Hope's Blood Diamond

According to legend, he was found in the Kollur mines near the famous Indian Yulkonda. In Europe, the blue diamond appeared in the sixties of the 17th century. It weighed 112 carats back then and was about the size of a golf ball, nearly three times its current size. The French traveler Travernier in 1669 fraudulently extracted it from the forehead of one of the Hindu deities and brought it to France. Louis XIV liked the adventurer's collection of diamonds so much that he, without hesitation, paid for it in terms of modern prices of about $ 100 million.

The blue diamond was the best fit for Louis, who was obsessed with precious stones, especially diamonds. After four years, the king decided to give the diamond a unique shine. After grinding and cutting, it became like a heart and "lost weight" to 67 carats. Rumors of the stunning blue diamond worn by the sun king on a ribbon around his neck spread throughout Europe. The stone began to be called "The Blue Frenchman".

After Louis XIV presented it to his mistress, Madame de Montespan, she was quickly replaced as Madame de Maintenon's favorite. Soon, one after another, people close to Louis died: a son, a brother, a grandson and a grandson's wife, the only person whom he truly loved.

After becoming king in 1774, Louis XVI presented the gem to his wife, Marie Antoinette. The spouses did not notice that the clouds were gathering over them. On the night of June 20, 1791, Louis XVI, with his wife and children, tried to escape from Paris, but was recognized and captured. Having laid their heads on the guillotine, Louis XVI and Marie Antoinette increased the list of diamond owners who died a violent death.

In 1812, the blue diamond "floats" in London. It is clear that it was impossible to sell the most famous gem in Europe, the thief had the only possible way to sell it - re-cutting. And she was done. Therefore, the size of the diamond was now only 2.5 centimeters. Since 1830, the stone has been called the Hope Diamond.

The next owner of the diamond, a certain Frenchman named Kolot, went mad and committed suicide, having managed, however, to sell it to Prince Kanitovsky. After the death of Ivan Kanitovsky, the Hope diamond was bought by the Turkish sultan Abdul Hamid II, or, as he was also called, Adbul the Damned. By the nickname of the last Turkish sultan, it is easy to guess that the blue diamond did not bring him happiness. Abdul shot his wife, Sultana Salma Zobeida, on whom a stone was hanging at the time of the murder. In 1909, the revolutionaries overthrew him, and the jewelry was sold in Paris. Atmaz Hope was bought by a jeweler named Khabib. A few weeks later, the ship on which he sailed home sank 60 kilometers from Singapore.
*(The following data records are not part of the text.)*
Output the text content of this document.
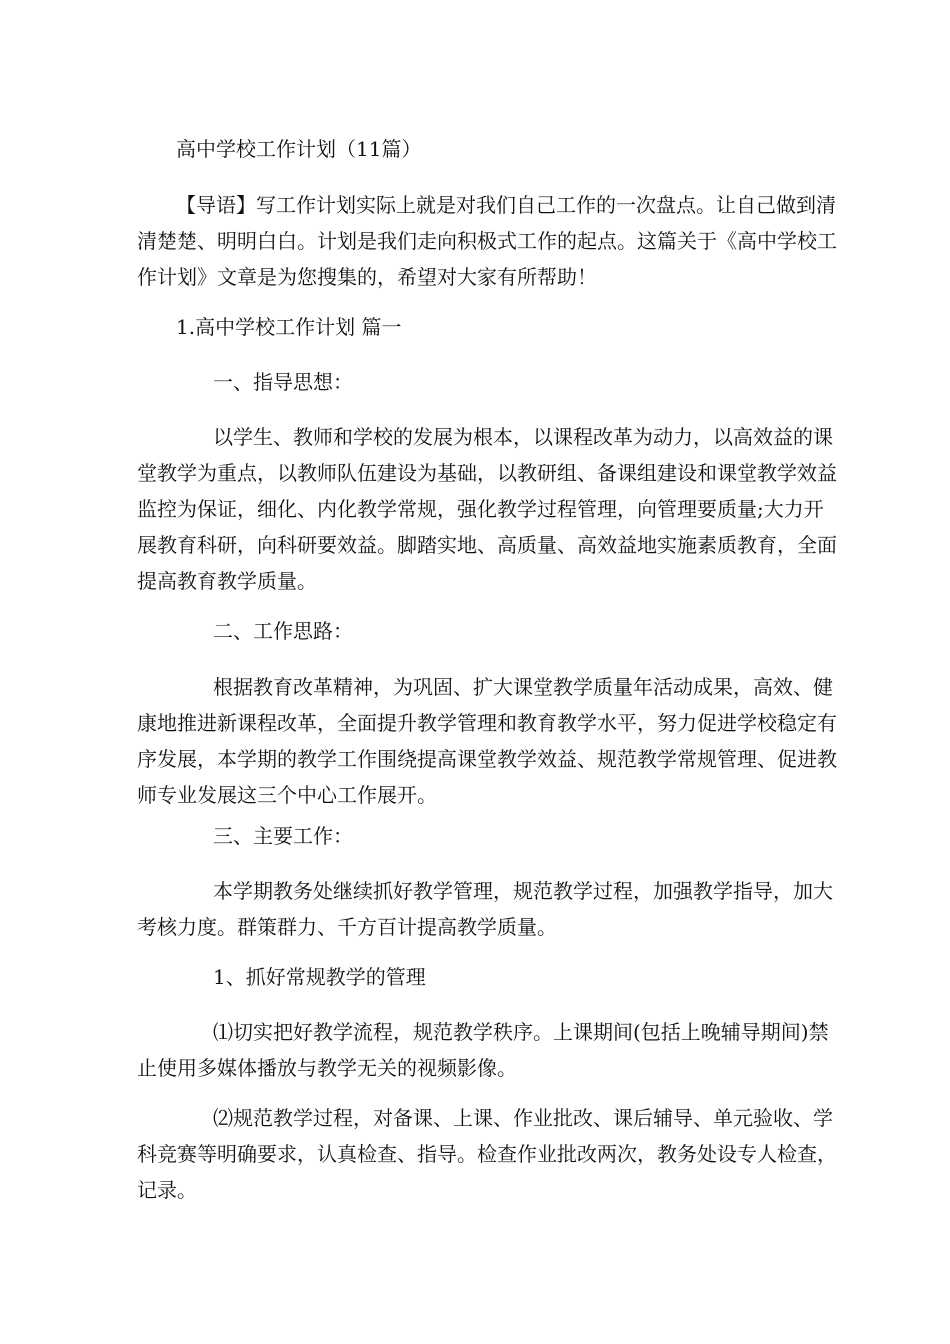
高中学校工作计划（11篇）
【导语】写工作计划实际上就是对我们自己工作的一次盘点。让自己做到清
清楚楚、明明白白。计划是我们走向积极式工作的起点。这篇关于《高中学校工
作计划》文章是为您搜集的，希望对大家有所帮助！
1.高中学校工作计划 篇一
一、指导思想：
以学生、教师和学校的发展为根本，以课程改革为动力，以高效益的课
堂教学为重点，以教师队伍建设为基础，以教研组、备课组建设和课堂教学效益
监控为保证，细化、内化教学常规，强化教学过程管理，向管理要质量;大力开
展教育科研，向科研要效益。脚踏实地、高质量、高效益地实施素质教育，全面
提高教育教学质量。
二、工作思路：
根据教育改革精神，为巩固、扩大课堂教学质量年活动成果，高效、健
康地推进新课程改革，全面提升教学管理和教育教学水平，努力促进学校稳定有
序发展，本学期的教学工作围绕提高课堂教学效益、规范教学常规管理、促进教
师专业发展这三个中心工作展开。
三、主要工作：
本学期教务处继续抓好教学管理，规范教学过程，加强教学指导，加大
考核力度。群策群力、千方百计提高教学质量。
1、抓好常规教学的管理
⑴切实把好教学流程，规范教学秩序。上课期间(包括上晚辅导期间)禁
止使用多媒体播放与教学无关的视频影像。
⑵规范教学过程，对备课、上课、作业批改、课后辅导、单元验收、学
科竞赛等明确要求，认真检查、指导。检查作业批改两次，教务处设专人检查，
记录。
Fears that the Hope diamond was lying on the seabed with the owner did not materialize. Evaline Walsh McLean, the daughter of a famous rich man, did not believe in superstition, but her life after buying a stone changed for the worse. Her brother died young, her eldest son died in a car accident at the age of nine. The husband drank heavily, and family life ended in divorce. The only daughter died of a drug overdose in 1946. Shocked by numerous tragedies, Evaline McLean died of pneumonia a year later. She died on Saturday, the day the banks were closed. Executors found the Hope diamond necklace on a radio in the kitchen and almost turned gray, not knowing where to hide it until Monday. Edgar Hoover allowed the necklace to be kept in the FBI safe.

In April 1949, New York jeweler Harry Winston bought all 74 pieces of Evaline McLean's jewelry collection for $ 1.5 million. After 9 years, he donated the Hope Diamond to the National Museum of Natural History in Washington DC. The valuable cargo went to Washington by registered parcel post. The postman delivering her was run over by a truck, and his leg was smashed. Soon his wife left him, then he fell out of the car and crashed. To top it all off, the beloved dog managed to strangle himself on a leash ...

To this day, the Hope Diamond never ceases to amaze gem connoisseurs. In 1965, experts found that when irradiated with ultraviolet rays, it glows for several minutes like a red-hot coal. Nothing like this has ever happened to other diamonds.